— In a matrimonial action, the defendant wife appeals (1) from a judgment of divorce of the Supreme Court, Nassau County (McGinity, J.), entered May 16, 1983, and (2) from an order of the same court (Burstein, J.), entered November 25, 1983, which, after a hearing, denied her motion to, inter alia, vacate a stipulation of settlement and the ensuing judgment of divorce.
Judgment and order affirmed, without costs or disbursements.
In July, 1979, prior to enactment of the Equitable Distribution Law (Domestic Relations Law, § 236, part B, eff July 19, 1980), the parties entered into a separation agreement which provided, inter alia, for settlement of the parties’ property rights. Under the agreement, the parties waived alimony. They agreed that, in the event of a divorce, the marital premises would be sold and the net proceeds equally divided. In addition to agreeing to provide health insurance coverage for the wife, the husband delivered to her a demand promissory note in the amount of $10,276, representing 50% of the net worth of a margin account then in the husband’s name. He also agreed to assume stated personal debts.
In March, 1982, after the effective date of the equitable distribution statute, plaintiff husband commenced an action for a conversion divorce based upon the separation agreement. Defendant wife’s answer contained, inter alia, a demand for equitable distribution of marital property.
In 1983, at the ensuing trial, the parties entered into an oral stipulation of settlement which was placed on the record in open court and acknowledged by both parties as acceptable with regard to its terms. The stipulation provided, inter alia, that: (1) the parties would execute a contract to sell the marital premises to a stated purchaser for the sum of $261,000, of which defendant wife was to receive the net sum of $137,000; (2) the sum of $10,276 due under the promissory note, and interest thereon, would be deemed fully paid; (3) defendant wife would obtain her own medical coverage and be reimbursed by plaintiff husband; and (4) the remainder of the separation agreement, except as modified by the stipulation, would remain in effect.
Pursuant to the stipulation of settlement, the trial was discontinued and a judgment of divorce was entered on May 16, 1983. Prior to entry of the judgment, defendant wife moved, inter alia, to vacate the stipulation on grounds of fraud, coercion, undue influence, mistake, lack of adequate representation and lack of capacity. Following a hearing, Special Term denied the motion insofar as it sought to vacate the stipulation of settlement, and refused to vacate the judgment of divorce. We now affirm both the judgment and the order denying vacatur.
*630On appeal to this court, defendant’s principal contention is that the 1979 preequitable distribution separation agreement failed to determine the parties’ rights in plaintiff’s two pensions. Therefore, the 1983 stipulation of settlement necessarily determined equitable distribution issues. That being the case, the oral stipulation, which was placed on the record in open court, was invalid, because an agreement to “opt out” of equitable distribution must be in writing, subscribed by the parties and acknowledged (Domestic Relations Law, § 236, part B, subd 3). We do not agree.
Where a separation agreement executed prior to the effective date of the Equitable Distribution Law evinces an intent to fully settle property rights, such property will not be subject to equitable distribution. However, where the agreement provides for only a partial settlement of property rights, and where, as here, the matrimonial action is commenced after the effective date of the Equitable Distribution Law, property excluded from the agreement is subject to equitable distribution (Domestic Relations Law, § 236, part B, subd 3; Strader v Strader, 91 AD2d 852; Carner v Carner, 85 AD2d 589; Boss v Boss, 107 Misc 2d 984).

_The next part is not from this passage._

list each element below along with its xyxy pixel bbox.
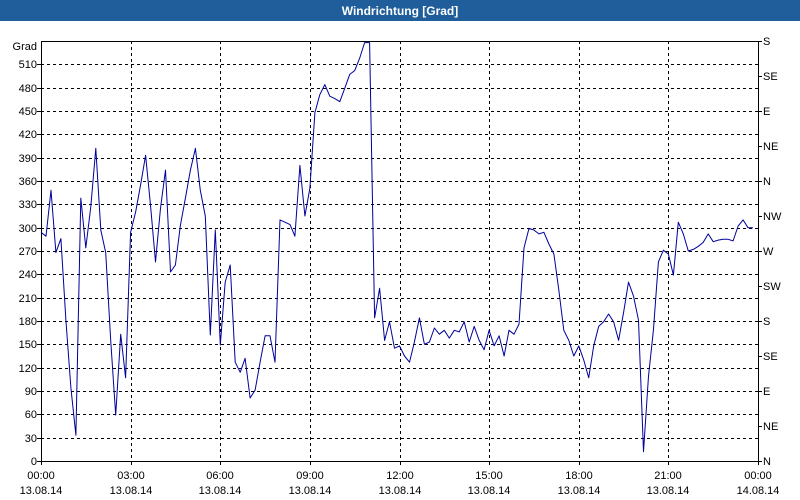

In this case, we need not determine whether the separation agreement was intended by the parties to fully settle the property rights between them. Assuming, arguendo, that the agreement did not dispose of all property rights, and that the subsequent stipulation of settlement did determine rights to property which was otherwise subject to equitable distribution, the validity of that stipulation was not impaired by the fact that it was not reduced to writing, subscribed by the parties and acknowledged. Section 236 (part B, subd 3) of the Domestic Relations Law does not proscribe oral stipulations of settlement with respect to property issues in a matrimonial action which are spread upon the record in open court (Harrington v Harrington, 103 AD2d 356). Such on-the-record oral stipulations are binding and strictly enforceable and shall not be disturbed absent a showing of one of the “ ‘traditional’ ” grounds for vacatur, e.g., fraud, duress, mistake or overreaching (Harrington v Harrington, supra; see, also, Beckford v Beckford, 54 AD2d 968, 969). The evidence adduced by defendant at the hearing on her motion to set aside the stipulation failed to establish any basis for vacatur, and the motion was therefore properly denied.
We have considered defendant’s remaining contentions and conclude that they do not provide a basis for reversal of either the order or the underlying judgment. Thompson, J. P., Bracken, Rubin and Boyers, JJ., concur.